Many Latino students perform poorly in school because their environment, both in school and at home either does not support or does not place value on educational advancement. Education has been undervalued among Latinos for many years as a result of the “inequitable conditions, inadequate resources, and unjust education they received in the city’s public schools” less than a century ago. Prior to the Chicano Movement in 1960, Mexican-American students were discriminated in schools for speaking Spanish, eating traditional Mexican food, and looking “Mexican.” It’s no wonder this group feels resentment towards the education system. And this resentment is still seen decades later in newer generations. Furthermore, academic success is greatly dependent on a parent’s contribution to their child’s education. Because the “socioeconomic status of Latinos is the lowest of the major racial and ethnic groups in the population,” Latino parents often don’t have the money needed to ensure their children have plentiful resources, such as computers, that contribute to academic success.
Many Latino kids also eat and drink unhealthily because it is an acceptable, common thing within their families or in their community. By age two, for example, about 74 percent of Latinos have had a sugar sweetened beverage. Why is this clearly flawed custom seen as acceptable within Latino communities? Perhaps, it is a result of industry’s biased marketing of unhealthy products towards communities of color. A recent study shows that 84.2 percent of advertisements on Spanish-language television targeted to children are of unhealthy foods and beverages, compared to 72.5 percent of advertisements on English-language television. On the other hand, only 15.2 percent of advertisements on Spanish-language television targeted to children are of healthy food products, compared to a higher 26.6 percent of advertisements on English-language television. Latino kids are more exposed to fast foods and unhealthy drinks every day– it’s no wonder they view them as acceptable.
This is something that people may notice, but many either don’t know what to do, or they choose to do nothing about it. The people that choose to do nothing about it often feel as if other people’s health is not their responsibility. However, it is every Californian’s responsibility to ensure that we all have the opportunity to live healthy lives. I joined the Latino Coalition for a Healthy California hoping to gain insight as to how I can make a contribution to improve the health of my community.
After being with LCHC for just a few weeks, I have learned so much and have grown inspired by the dedication of the people I work with. There are various legislative measures that can be taken to improve the overall well being of Latinos, and certainly people are taking action to demand change. It is inspiring to see that those legislative measures are strongly being advocated for in our state Capitol by multiple organizations, including LCHC. It makes sense that so many people are involved in supporting Latino health in California since our state is home to the largest Latino population (14.4 million in 2011). Because Latinos represent such a large proportion of the population and of California’s labor force, and make such a large contribution to California’s economy, their health should be just as important as anyone else’s. As our executive director Xavier likes to say, it is our responsibility to ensure that someone’s zip code or skin color will not determine the number of years they live.

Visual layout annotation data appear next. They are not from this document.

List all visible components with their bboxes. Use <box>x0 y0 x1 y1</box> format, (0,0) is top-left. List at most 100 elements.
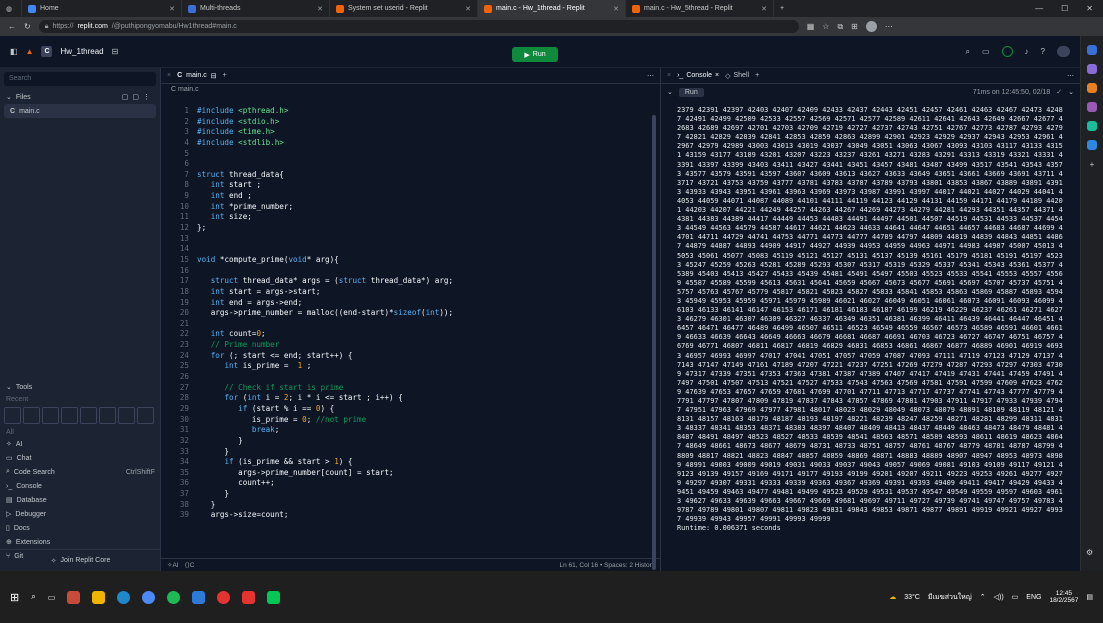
recent-slot[interactable] <box>80 407 97 424</box>
clock[interactable]: 12:45 18/2/2567 <box>1049 590 1078 604</box>
network-icon[interactable]: ▭ <box>1012 593 1019 601</box>
code-line[interactable]: 31 break; <box>161 425 661 436</box>
repl-name[interactable]: Hw_1thread <box>60 47 103 56</box>
code-line[interactable]: 36 count++; <box>161 478 661 489</box>
reload-icon[interactable]: ↻ <box>24 22 31 31</box>
replit-logo-icon[interactable]: ▲ <box>26 47 34 56</box>
pane-more-icon[interactable]: ⋯ <box>647 72 654 80</box>
file-explorer-icon[interactable] <box>92 590 106 604</box>
store-icon[interactable] <box>192 590 206 604</box>
close-window-icon[interactable]: ✕ <box>1086 4 1093 13</box>
recent-slot[interactable] <box>118 407 135 424</box>
code-line[interactable]: 24 for (; start <= end; start++) { <box>161 351 661 362</box>
code-line[interactable]: 34 if (is_prime && start > 1) { <box>161 457 661 468</box>
code-line[interactable]: 17 struct thread_data* args = (struct th… <box>161 276 661 287</box>
code-line[interactable]: 11 int size; <box>161 212 661 223</box>
code-line[interactable]: 32 } <box>161 436 661 447</box>
status-ai[interactable]: AI <box>172 562 178 569</box>
tool-chat[interactable]: ▭ Chat <box>0 451 161 465</box>
close-tab-icon[interactable]: ✕ <box>761 5 767 13</box>
tool-database[interactable]: ▤ Database <box>0 493 161 507</box>
chevron-up-icon[interactable]: ⌃ <box>980 593 986 601</box>
close-tab-icon[interactable]: × <box>715 72 719 79</box>
notifications-icon[interactable]: ♪ <box>1025 47 1029 56</box>
tag-icon[interactable] <box>1087 64 1097 74</box>
recent-slot[interactable] <box>4 407 21 424</box>
close-pane-icon[interactable]: × <box>667 72 671 79</box>
browser-tab-system-set-userid[interactable]: System set userid - Replit ✕ <box>330 0 478 17</box>
code-line[interactable]: 22 int count=0; <box>161 329 661 340</box>
user-badge-icon[interactable] <box>1001 46 1013 57</box>
back-icon[interactable]: ← <box>8 22 16 31</box>
new-tab-icon[interactable]: + <box>774 0 790 17</box>
favorite-star-icon[interactable]: ☆ <box>822 22 829 31</box>
app-icon[interactable] <box>217 590 231 604</box>
tool-console[interactable]: ›_ Console <box>0 479 161 493</box>
recent-slot[interactable] <box>42 407 59 424</box>
spotify-icon[interactable] <box>167 590 181 604</box>
code-line[interactable]: 1 #include <pthread.h> <box>161 106 661 117</box>
close-tab-icon[interactable]: ✕ <box>465 5 471 13</box>
close-pane-icon[interactable]: × <box>167 72 171 79</box>
tool-code-search[interactable]: ⌕ Code Search CtrlShiftF <box>0 465 161 479</box>
reader-icon[interactable]: ▦ <box>807 22 815 31</box>
code-line[interactable]: 21 <box>161 319 661 330</box>
people-icon[interactable] <box>1087 102 1097 112</box>
edge-icon[interactable] <box>117 590 131 604</box>
search-icon[interactable]: ⌕ <box>966 47 970 57</box>
recent-slot[interactable] <box>23 407 40 424</box>
code-line[interactable]: 4 #include <stdlib.h> <box>161 138 661 149</box>
input-language[interactable]: ENG <box>1026 594 1041 601</box>
code-line[interactable]: 23 // Prime number <box>161 340 661 351</box>
tool-debugger[interactable]: ▷ Debugger <box>0 507 161 521</box>
collections-icon[interactable]: ⊞ <box>851 22 858 31</box>
tool-ai[interactable]: ✧ AI <box>0 437 161 451</box>
code-line[interactable]: 19 int end = args->end; <box>161 298 661 309</box>
code-line[interactable]: 35 args->prime_number[count] = start; <box>161 468 661 479</box>
code-line[interactable]: 10 int *prime_number; <box>161 202 661 213</box>
repl-info-icon[interactable]: ⊟ <box>112 47 119 56</box>
file-actions-icon[interactable]: ▢▢⋮ <box>122 93 154 101</box>
code-line[interactable]: 6 <box>161 159 661 170</box>
tool-docs[interactable]: ▯ Docs <box>0 521 161 535</box>
browser-tab-home[interactable]: Home ✕ <box>22 0 182 17</box>
help-icon[interactable]: ? <box>1041 47 1045 56</box>
search-icon[interactable] <box>1087 45 1097 55</box>
status-language[interactable]: C <box>190 562 195 569</box>
browser-tab-hw5thread[interactable]: main.c - Hw_5thread - Replit ✕ <box>626 0 774 17</box>
code-line[interactable]: 8 int start ; <box>161 180 661 191</box>
files-header[interactable]: ⌄ Files ▢▢⋮ <box>0 90 160 104</box>
extensions-icon[interactable]: ⧉ <box>837 22 843 32</box>
weather-temp[interactable]: 33°C <box>904 594 920 601</box>
code-line[interactable]: 16 <box>161 266 661 277</box>
task-view-icon[interactable]: ▭ <box>48 593 56 602</box>
code-line[interactable]: 38 } <box>161 500 661 511</box>
code-area[interactable]: 1 #include <pthread.h> 2 #include <stdio.h>… <box>161 106 661 556</box>
code-line[interactable]: 26 <box>161 372 661 383</box>
code-line[interactable]: 14 <box>161 244 661 255</box>
run-button[interactable]: ▶ Run <box>512 47 558 62</box>
code-line[interactable]: 30 is_prime = 0; //not prime <box>161 415 661 426</box>
tab-options-icon[interactable]: ⊟ <box>211 72 217 80</box>
tools-header[interactable]: ⌄ Tools <box>0 380 161 394</box>
close-tab-icon[interactable]: ✕ <box>169 5 175 13</box>
new-tab-icon[interactable]: + <box>755 72 759 79</box>
volume-icon[interactable]: ◁)) <box>994 593 1004 601</box>
minimize-icon[interactable]: — <box>1035 4 1043 13</box>
games-icon[interactable] <box>1087 121 1097 131</box>
media-icon[interactable] <box>242 590 256 604</box>
join-replit-core-button[interactable]: ✧ Join Replit Core <box>0 549 161 571</box>
pane-more-icon[interactable]: ⋯ <box>1067 72 1074 80</box>
url-field[interactable]: 🔒︎ https://replit.com/@puthipongyomabu/H… <box>38 20 799 33</box>
browser-tab-multithreads[interactable]: Multi-threads ✕ <box>182 0 330 17</box>
shell-tab[interactable]: ◇ Shell <box>725 72 749 80</box>
account-avatar-icon[interactable] <box>1057 46 1070 57</box>
console-run-label[interactable]: Run <box>678 87 704 97</box>
code-line[interactable]: 7 struct thread_data{ <box>161 170 661 181</box>
recent-slot[interactable] <box>99 407 116 424</box>
code-line[interactable]: 3 #include <time.h> <box>161 127 661 138</box>
more-options-icon[interactable]: ⋯ <box>885 22 893 31</box>
code-line[interactable]: 33 } <box>161 447 661 458</box>
maximize-icon[interactable]: ☐ <box>1061 4 1068 13</box>
tool-extensions[interactable]: ⊕ Extensions <box>0 535 161 549</box>
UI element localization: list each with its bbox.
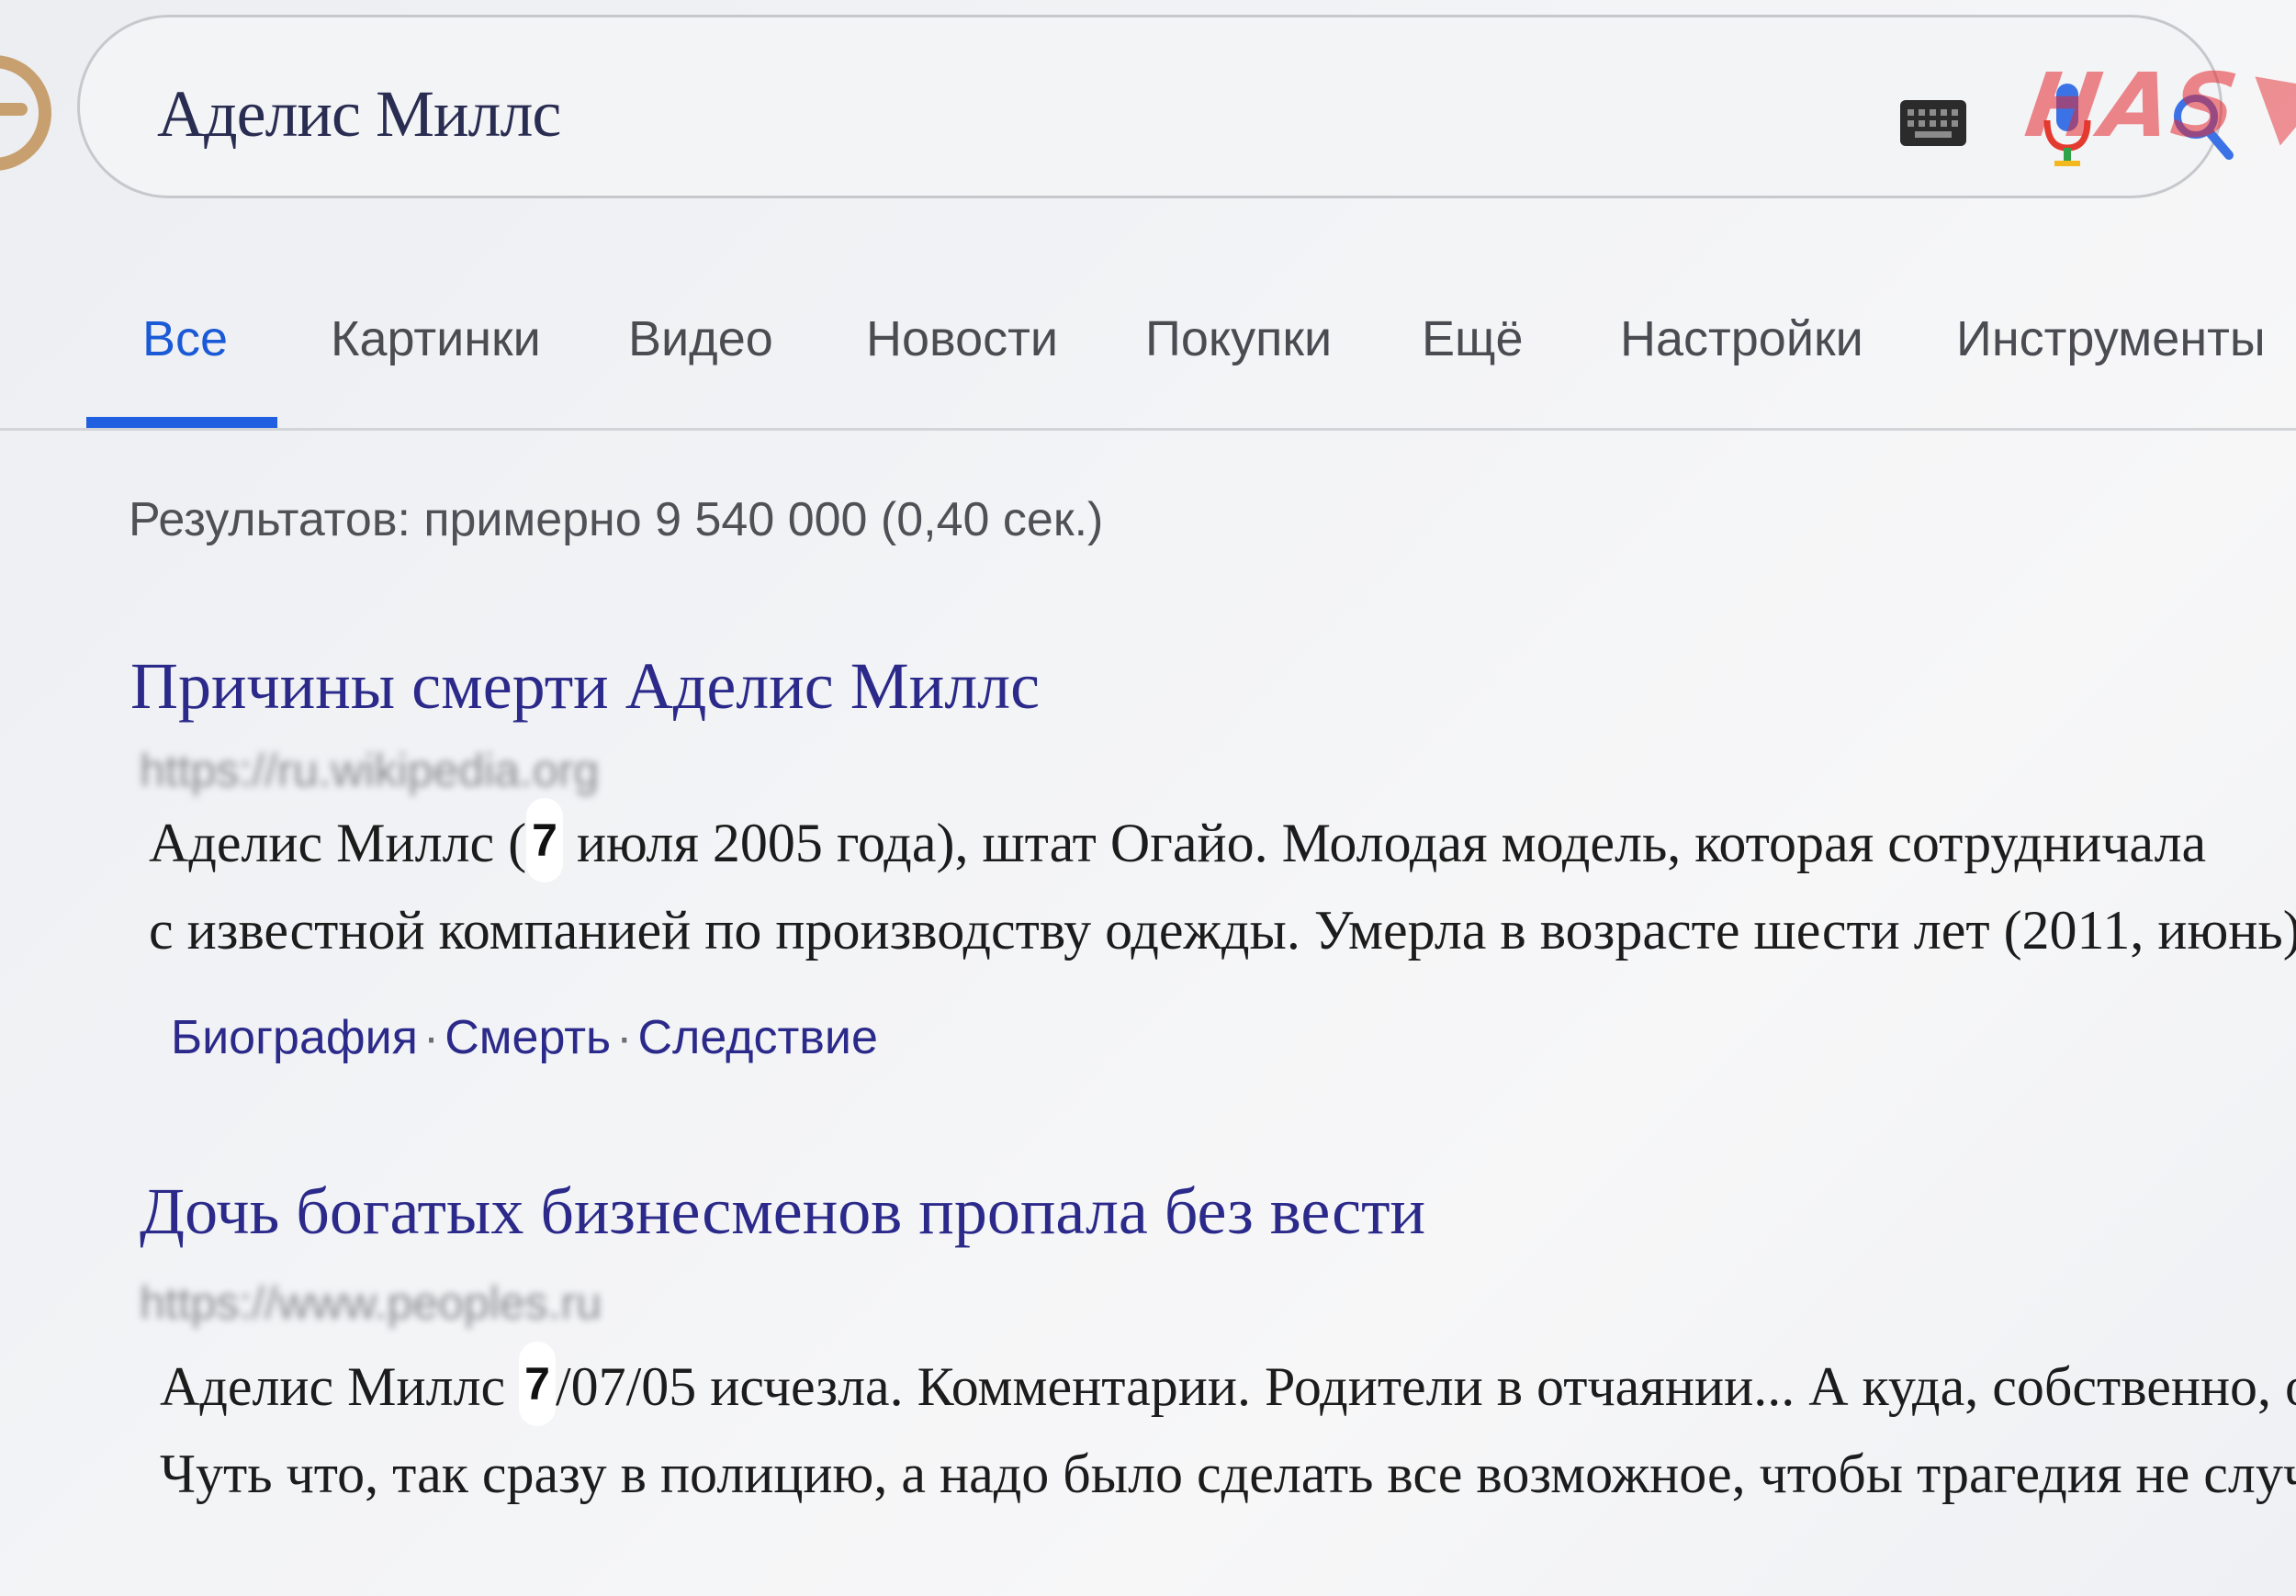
snippet-highlight: 7 [519,1342,556,1426]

One of the pieces of legislation that LCHC was actively supporting in an effort to further our mission was SB 1000 (Monning), also known as the sugar sweetened beverage safety warning label act. I arrived at the organization right as the bill hit the Senate floor and I witnessed LCHC staff collaborating with each other and other supporters of the bill to advance Californians’ health. Their motivation and dedication to guarantee health equity among all Californians is what enabled them to get the bill passed off the Senate floor.
While the bill did not make it out of the Assembly Health Committee, LCHC made a huge contribution to getting the bill that far, and more importantly, raised awareness of the negative impacts of unhealthy foods and drinks on Latinos across the state. We will continue working to educate people throughout the state of California on the health impacts of junk foods as well as build their capacity to effectively advocate at the local and state level. I will particularly focus on educating people about liquid sugar in sugary drinks, which directly contributes to many of the most prevalent and preventable diseases impacting Latinos and other communities of color, such as African Americans and Native Americans.
I look forward to the work I will be doing this summer with LCHC. I encourage others to seek opportunities to get involved in advocating for communities of color so that people’s environments stop defining the quality and length of their lives.